Ericsson Completes Envivio Acquisition
- Deal represents a strategic addition to Ericsson's video compression portfolio with combination of software and hardware encoding
- Merger follows the successful completion of the tender offer by Ericsson for all shares in Envivio for the price of USD 4.10 per share
- Envivio shares will be delisted from the NASDAQ Global Select Market
Ericsson (NASDAQ: ERIC) today announces the completion of the acquisition of Envivio, Inc. (NASDAQ: ENVI). The transaction was completed through a merger of its indirect wholly-owned subsidiary, Cindy Acquisition Corporation, with and into Envivio, Inc. (NASDAQ: ENVI). Envivio, Inc. survives the merger as a wholly-owned subsidiary of Ericsson.
The merger follows the successful completion of the tender offer by Ericsson for all shares in Envivio for the price of USD 4.10 per share. As of expiration of the tender offer, 26,385,322 shares (including 58,467 shares pursuant to guaranteed delivery procedures) were validly tendered and not withdrawn in the tender offer, representing in excess of 93 percent of Envivio's issued and outstanding shares. All validly tendered shares have been accepted for payment in accordance with the terms of the tender offer.
As a result of the merger, any Envivio shares not tendered in the tender offer have been converted into the right to receive USD 4.10 per share. In addition, options to purchase Envivio shares have been converted into the right to receive a cash payment equal to their net exercise value, based on the USD 4.10 per share merger consideration.
Notwithstanding the completion of the merger, Ericsson will pay for shares tendered via guaranteed delivery procedures promptly after delivery of those shares.
As a result of the merger, Envivio shares will be delisted from the NASDAQ Global Select Market.
Envivio is a global leader in software-based video encoding with an installed base of over 400 TV service providers and content-owner customers in all markets globally. The deal will strengthen Ericsson's position as a leader and global innovator in TV and media. It will enable Ericsson's customers to deploy new technologies and agile video processing, and to develop innovative new services that engage TV consumers every day.
Today's closing follows the announcement on September 10, 2015, that Ericsson was entering into an agreement to acquire Envivio by means of a tender offer for a price of USD 4.10 per share in cash, or approximately USD 125 million in the aggregate.
This press release may be deemed to contain forward-looking statements, which are subject to the safe harbor provisions of the Private Securities Litigation Reform Act of 1995, including the expected completion of the acquisition and the time frame in which this will occur, the expected benefits to Ericsson and its customers from completing the acquisition, and plans regarding Envivio.
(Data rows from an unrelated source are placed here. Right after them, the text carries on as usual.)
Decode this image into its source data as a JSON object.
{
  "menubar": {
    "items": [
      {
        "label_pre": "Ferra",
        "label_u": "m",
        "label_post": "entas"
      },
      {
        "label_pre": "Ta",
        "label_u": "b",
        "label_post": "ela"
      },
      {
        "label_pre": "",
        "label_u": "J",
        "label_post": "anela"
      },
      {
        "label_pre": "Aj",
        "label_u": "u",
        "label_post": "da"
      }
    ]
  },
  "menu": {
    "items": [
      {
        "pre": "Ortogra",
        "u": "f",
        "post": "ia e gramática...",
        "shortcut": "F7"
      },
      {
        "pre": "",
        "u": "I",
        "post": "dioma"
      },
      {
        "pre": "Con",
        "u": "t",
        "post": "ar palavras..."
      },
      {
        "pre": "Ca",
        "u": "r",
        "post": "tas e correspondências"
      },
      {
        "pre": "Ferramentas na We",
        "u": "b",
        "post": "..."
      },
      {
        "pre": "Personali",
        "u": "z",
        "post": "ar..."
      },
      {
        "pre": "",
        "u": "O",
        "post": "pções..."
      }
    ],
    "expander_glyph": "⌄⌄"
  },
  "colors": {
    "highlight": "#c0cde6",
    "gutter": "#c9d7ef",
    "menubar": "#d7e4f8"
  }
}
Readers are cautioned that these forward-looking statements are only predictions and may differ materially from actual future events or results due to a variety of factors, including, among other things, the potential impact on the business of Envivio due to the uncertainty about the acquisition, the retention of employees of Envivio and the ability of Ericsson to successfully integrate Envivio and to achieve expected benefits, business and economic conditions and growth trends in the industry, customer markets and various geographic regions, global economic conditions and uncertainties in the geopolitical environment and other risk factors set forth in Ericsson's most recent annual and quarterly reports.
Any forward-looking statements in this release are based on limited information currently available to Ericsson, which is subject to change, and Ericsson will not necessarily update the information.